Troubleshooting VRRP

This section shows known issues with VRRP configurations and fixes. Read this section before contacting Check Point Support.

Traces for VRRP

You can log information about errors and events for troubleshooting VRRP. Enable traces (debug) for VRRP.

To enable traces for VRRP:

Step	Description
1	In the navigation tree, click Routing > Routing Options.
2	In the Trace Options section, in the Filter Visible Tables Below drop down list, select VRRP.
3	In the VRRP table, select the applicable options. We recommend you select All. To select several specific options: Press and hold the Ctrl key on the keyboard. Left-click on the applicable options. The selected options become highlighted. To select several consecutive options: Left-click on the first consecutive applicable option. Press and hold the Shift key on the keyboard. Left-click on the last consecutive applicable option. The selected options become highlighted.
4	Click Add. The selected options show Enabled.
5	Scroll to the top of this page.
6	In the Routing Options section, click Apply. The Gaia restarts the routing subsystem and signals it to reread its configuration. The debug information is saved in /var/log/routed.log* files and /var/log/routed_messages* files. Note - As an example, see sk84520 - How to debug OSPF and RouteD daemon on Gaia.

To disable traces for VRRP:

Step	Description
1	In the navigation tree, click Routing > Routing Options.
2	In the Trace Options section, in the Filter Visible Tables Below drop down list, select VRRP. In the VRRP table, select All.
3	Click Remove. The options do not show Enabled anymore.
4	Scroll to the top of this page.
5	In the Routing Options section, click Apply. The Gaia restarts the routing subsystem and signals it to reread its configuration.

General Configuration Considerations

If VRRP failover does not occur as expected, make sure that the configuration of these items.

All Security Gateways in a Virtual Router must have the same system times. The simplest method to synchronize times is to enable NTP on all Security Gateways of the Virtual Router. You can also manually change the time and time zone on each Security Gateway to match the other Security Gateways. It must be no more than seconds apart.
All routers of a Virtual Router must have the same VRRP Hello Interval.
The Priority Delta must be sufficiently large for the Effective Priority to be lower than the VRRP Master router. Otherwise, when you pull an interface for a Monitored-Circuit VRRP test, other interfaces do not release IP addresses.
Each unique Virtual Router ID must be configured with the same Backup Address on each Security Gateway.
The VRRP monitor in the Gaia Portal might show one of the interfaces in initialize state. This might suggest that the IP address used as the Backup Address on that interface is invalid or reserved.
An SNMP "Get" request on interfaces may list the incorrect IP addresses. This results in incorrect policy. An SNMP "Get" request fetches the lowest IP address for each interface. If interfaces are created when the Security Gateway is the VRRP Master, the incorrect IP address might be included. Repair this problem. Edit the interfaces by hand, if necessary.

Firewall Policies

Configure the Access policy to accept VRRP packets to and from the Gaia platform. The multicast destination assigned by the IANA for VRRP is 224.0.0.18. If the Access policy does not accept packets sent to 224.0.0.18, Security Gateways in one Virtual Router take on VRRP Master state.

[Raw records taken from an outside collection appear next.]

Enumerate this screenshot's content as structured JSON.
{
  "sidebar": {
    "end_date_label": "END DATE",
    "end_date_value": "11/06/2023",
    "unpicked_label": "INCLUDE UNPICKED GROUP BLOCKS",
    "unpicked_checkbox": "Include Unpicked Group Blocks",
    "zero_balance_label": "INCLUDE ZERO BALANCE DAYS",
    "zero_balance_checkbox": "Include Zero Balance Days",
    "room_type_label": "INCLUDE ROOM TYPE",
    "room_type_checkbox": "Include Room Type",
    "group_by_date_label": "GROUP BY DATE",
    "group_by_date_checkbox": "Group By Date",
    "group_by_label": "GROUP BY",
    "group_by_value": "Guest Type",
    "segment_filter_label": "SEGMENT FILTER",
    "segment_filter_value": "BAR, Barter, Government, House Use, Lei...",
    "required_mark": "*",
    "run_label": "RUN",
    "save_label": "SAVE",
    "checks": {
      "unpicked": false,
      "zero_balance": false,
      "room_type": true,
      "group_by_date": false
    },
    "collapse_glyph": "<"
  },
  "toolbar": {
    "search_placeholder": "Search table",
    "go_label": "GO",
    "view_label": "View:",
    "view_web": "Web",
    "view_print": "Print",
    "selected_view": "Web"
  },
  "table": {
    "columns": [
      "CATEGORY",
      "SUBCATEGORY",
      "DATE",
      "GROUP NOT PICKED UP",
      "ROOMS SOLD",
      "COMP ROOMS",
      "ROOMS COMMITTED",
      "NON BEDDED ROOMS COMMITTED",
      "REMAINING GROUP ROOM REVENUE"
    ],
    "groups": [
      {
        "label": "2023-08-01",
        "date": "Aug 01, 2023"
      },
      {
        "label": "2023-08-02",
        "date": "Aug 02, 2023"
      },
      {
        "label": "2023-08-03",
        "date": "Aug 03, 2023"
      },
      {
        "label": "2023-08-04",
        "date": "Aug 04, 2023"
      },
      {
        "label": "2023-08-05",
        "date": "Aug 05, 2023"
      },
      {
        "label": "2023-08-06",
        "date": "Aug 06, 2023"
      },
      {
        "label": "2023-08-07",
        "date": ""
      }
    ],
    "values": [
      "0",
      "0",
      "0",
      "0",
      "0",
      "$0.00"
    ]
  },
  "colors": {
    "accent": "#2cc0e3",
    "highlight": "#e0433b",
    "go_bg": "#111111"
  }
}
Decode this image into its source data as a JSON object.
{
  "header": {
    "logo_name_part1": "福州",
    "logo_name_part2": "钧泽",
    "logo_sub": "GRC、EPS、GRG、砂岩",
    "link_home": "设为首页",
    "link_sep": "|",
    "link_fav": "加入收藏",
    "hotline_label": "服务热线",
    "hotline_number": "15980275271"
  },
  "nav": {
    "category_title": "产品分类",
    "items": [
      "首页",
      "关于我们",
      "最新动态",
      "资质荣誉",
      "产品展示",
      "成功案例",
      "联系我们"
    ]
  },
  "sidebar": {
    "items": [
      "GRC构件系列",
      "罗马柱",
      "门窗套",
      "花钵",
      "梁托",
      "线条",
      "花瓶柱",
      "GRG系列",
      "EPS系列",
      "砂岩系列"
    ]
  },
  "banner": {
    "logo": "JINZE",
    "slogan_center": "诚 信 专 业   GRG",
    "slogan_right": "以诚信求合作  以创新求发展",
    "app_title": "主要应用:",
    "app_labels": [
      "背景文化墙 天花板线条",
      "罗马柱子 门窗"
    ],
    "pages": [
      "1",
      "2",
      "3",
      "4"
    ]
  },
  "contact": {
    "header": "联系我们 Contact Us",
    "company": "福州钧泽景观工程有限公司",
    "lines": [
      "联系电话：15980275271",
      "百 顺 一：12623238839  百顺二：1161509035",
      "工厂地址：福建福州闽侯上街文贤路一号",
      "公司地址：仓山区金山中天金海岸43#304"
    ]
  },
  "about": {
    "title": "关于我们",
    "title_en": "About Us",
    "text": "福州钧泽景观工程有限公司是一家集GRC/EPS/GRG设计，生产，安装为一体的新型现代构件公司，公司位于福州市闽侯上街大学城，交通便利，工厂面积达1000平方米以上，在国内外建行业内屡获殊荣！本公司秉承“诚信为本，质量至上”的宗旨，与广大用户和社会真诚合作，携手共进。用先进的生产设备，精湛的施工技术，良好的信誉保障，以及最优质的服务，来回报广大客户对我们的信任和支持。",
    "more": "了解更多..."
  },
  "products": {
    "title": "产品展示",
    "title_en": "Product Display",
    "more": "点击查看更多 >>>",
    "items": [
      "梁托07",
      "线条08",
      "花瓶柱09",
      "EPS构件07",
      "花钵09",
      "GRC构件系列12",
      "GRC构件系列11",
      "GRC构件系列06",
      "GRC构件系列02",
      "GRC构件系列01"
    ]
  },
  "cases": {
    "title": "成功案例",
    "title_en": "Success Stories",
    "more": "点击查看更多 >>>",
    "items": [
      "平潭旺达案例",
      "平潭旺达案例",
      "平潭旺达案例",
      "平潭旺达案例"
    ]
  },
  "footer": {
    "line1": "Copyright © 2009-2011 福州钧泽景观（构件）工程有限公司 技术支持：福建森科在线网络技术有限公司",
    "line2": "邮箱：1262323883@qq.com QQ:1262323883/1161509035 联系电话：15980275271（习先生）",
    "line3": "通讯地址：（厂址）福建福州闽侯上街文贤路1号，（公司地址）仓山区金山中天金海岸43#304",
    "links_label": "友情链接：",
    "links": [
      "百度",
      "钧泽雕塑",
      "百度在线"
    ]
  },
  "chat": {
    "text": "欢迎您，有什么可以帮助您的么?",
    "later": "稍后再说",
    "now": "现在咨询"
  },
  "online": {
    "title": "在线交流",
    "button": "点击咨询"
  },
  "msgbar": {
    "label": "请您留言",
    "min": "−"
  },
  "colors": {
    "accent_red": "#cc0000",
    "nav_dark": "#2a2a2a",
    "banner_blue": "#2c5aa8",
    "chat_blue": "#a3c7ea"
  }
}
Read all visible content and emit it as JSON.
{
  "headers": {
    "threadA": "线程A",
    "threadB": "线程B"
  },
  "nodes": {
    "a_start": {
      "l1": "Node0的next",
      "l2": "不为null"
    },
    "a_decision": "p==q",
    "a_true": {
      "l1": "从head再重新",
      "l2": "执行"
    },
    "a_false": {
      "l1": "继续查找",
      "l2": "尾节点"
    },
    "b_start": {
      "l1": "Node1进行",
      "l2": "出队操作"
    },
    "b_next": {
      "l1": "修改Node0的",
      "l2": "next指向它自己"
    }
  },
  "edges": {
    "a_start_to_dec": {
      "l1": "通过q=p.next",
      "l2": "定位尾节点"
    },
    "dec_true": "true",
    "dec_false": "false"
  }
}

Monitored-Circuit VRRP in Switched Environments

With Monitored-Circuit VRRP, some Ethernet switches might not recognize the VRRP MAC address after a change from VRRP Master to VRRP Backup. This is because many switches cache the MAC address related to the Ethernet device attached to a port. When failover to a VRRP Backup router occurs, the Virtual Router MAC address becomes associated with a different switch port. Switches that cache the MAC address might not change the associated cached MAC address to the new port during a VRRP change.

To repair this problem, you can take one of these actions:

Replace the switch with a hub.
Disable MAC address caching on the switch, or switch ports, to which the VRRP cluster members are connected.
It might be not possible to disable the MAC address caching. If so, set the address aging value sufficiently low that the MAC addresses age out after a one second or two seconds. This causes more overhead on the switch. Therefore, find out if this is a viable option for your switch model.

The Spanning Tree Protocol (STP) prevents Layer 2 loops across multiple bridges. Spanning-Tree can be enabled on the ports connected to the two sides of a VRRP cluster. It can also "see" multicast VRRP Hello packets coming for the same MAC address on two different ports. When the two occur, it can suggest a loop, and the switch blocks traffic on one port. If a port is blocked, the VRRP cluster members cannot get VRRP Hello packets from each other. As a result, both VRRP cluster members enter the VRRP Master state.

If possible, turn off Spanning-Tree on the switch to resolve this issue. However, this can have harmful effects, if the switch is involved in a bridging loop. If you cannot disable Spanning-Tree, enable PortFast on the ports connected to the VRRP cluster members. PortFast causes a port to enter the Spanning-Tree forwarding state immediately, by passing the listening and learning states.